The performance of the procedure was evaluated by multiple analyses of several Cd isotope reference materials and various seawater samples. The results of these measurements demonstrate that the Cd isotope composition of seawater can be determined with an accuracy and precision (±2sd) of 0.4–0.6 ε 114/110Cd at optimal analytical conditions, which require at least about 20 ng of natural Cd.
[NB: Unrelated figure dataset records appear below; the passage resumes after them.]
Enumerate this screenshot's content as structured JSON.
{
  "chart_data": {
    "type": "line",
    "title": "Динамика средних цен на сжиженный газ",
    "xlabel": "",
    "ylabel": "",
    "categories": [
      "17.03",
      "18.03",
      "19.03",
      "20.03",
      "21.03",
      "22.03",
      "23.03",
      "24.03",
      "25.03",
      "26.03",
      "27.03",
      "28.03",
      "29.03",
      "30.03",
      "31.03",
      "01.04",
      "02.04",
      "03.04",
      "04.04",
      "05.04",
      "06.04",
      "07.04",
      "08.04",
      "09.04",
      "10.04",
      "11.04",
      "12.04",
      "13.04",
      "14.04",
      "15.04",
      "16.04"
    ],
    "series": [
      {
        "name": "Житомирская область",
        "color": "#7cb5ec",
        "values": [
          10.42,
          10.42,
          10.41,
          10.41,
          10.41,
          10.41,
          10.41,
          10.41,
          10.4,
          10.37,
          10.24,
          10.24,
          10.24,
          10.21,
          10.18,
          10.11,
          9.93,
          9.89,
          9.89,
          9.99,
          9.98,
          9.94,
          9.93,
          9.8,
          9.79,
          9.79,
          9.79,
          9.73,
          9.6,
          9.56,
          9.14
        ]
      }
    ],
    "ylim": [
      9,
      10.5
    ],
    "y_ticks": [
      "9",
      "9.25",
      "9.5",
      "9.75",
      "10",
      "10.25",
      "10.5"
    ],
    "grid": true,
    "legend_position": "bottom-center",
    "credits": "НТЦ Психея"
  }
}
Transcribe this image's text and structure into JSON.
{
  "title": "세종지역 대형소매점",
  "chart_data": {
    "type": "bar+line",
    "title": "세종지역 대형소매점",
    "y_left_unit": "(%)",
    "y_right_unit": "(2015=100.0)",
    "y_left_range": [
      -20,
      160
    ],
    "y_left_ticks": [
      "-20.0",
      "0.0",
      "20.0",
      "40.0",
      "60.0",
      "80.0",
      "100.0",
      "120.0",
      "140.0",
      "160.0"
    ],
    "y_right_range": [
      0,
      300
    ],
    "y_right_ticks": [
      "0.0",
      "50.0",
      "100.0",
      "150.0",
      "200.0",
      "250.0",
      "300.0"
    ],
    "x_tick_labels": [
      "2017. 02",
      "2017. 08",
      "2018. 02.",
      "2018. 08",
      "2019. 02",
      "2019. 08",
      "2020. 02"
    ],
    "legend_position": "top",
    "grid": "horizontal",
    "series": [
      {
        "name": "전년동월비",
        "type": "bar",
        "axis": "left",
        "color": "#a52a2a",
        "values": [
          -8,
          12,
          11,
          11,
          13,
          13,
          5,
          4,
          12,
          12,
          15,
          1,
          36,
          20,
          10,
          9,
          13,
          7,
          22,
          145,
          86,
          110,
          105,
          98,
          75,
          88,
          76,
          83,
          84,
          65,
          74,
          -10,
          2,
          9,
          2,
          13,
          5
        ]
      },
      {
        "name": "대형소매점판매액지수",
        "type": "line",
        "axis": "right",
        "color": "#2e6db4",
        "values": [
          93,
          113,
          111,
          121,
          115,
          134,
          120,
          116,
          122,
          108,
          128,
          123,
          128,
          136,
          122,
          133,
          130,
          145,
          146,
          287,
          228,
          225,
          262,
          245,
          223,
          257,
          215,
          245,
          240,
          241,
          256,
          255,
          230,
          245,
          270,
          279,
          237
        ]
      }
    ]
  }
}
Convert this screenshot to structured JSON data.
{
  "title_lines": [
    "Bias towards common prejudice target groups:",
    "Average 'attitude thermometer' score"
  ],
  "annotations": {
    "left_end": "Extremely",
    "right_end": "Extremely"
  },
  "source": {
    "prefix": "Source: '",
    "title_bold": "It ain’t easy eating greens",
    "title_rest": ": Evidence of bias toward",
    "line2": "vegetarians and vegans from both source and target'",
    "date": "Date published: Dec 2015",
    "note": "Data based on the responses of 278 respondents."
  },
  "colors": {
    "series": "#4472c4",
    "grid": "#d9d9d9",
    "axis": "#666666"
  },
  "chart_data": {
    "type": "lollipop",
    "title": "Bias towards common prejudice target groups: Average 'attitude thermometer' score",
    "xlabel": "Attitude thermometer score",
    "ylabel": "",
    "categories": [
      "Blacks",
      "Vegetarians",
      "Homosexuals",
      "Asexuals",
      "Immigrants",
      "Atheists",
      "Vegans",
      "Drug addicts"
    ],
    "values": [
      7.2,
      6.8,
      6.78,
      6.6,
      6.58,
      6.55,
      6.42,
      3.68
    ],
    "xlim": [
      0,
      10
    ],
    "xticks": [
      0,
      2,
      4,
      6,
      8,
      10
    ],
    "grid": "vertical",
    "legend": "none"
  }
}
The methods were furthermore employed to obtain the first Cd isotope depth profile for the Atlantic Ocean. These measurements revealed extremely low Cd contents of 1–2 pmol/kg in the upper water column (0–125 m depth), and highly fractionated Cd isotope compositions with ε 114/110Cd values of up to about +20. The highly positive ε 114/110Cd data of the samples are in accordance with previous results obtained for nutrient-depleted surface seawater from the Pacific Ocean, and are thus likely to reflect isotope fractionation from biological utilization of Cd. The samples from depths of at least 2,000 m feature an essentially constant Cd isotope composition of ε 114/110Cd of approximately +5.5 that is slightly more positive than the previously inferred global Cd isotope deepwater value of +3.8 ± 0.5, which is based primarily on results for Pacific, Southern, and Arctic Ocean samples [5]. It is conceivable that this small difference in ε 114/110Cd reflects the relatively young ventilation age of Atlantic deepwater.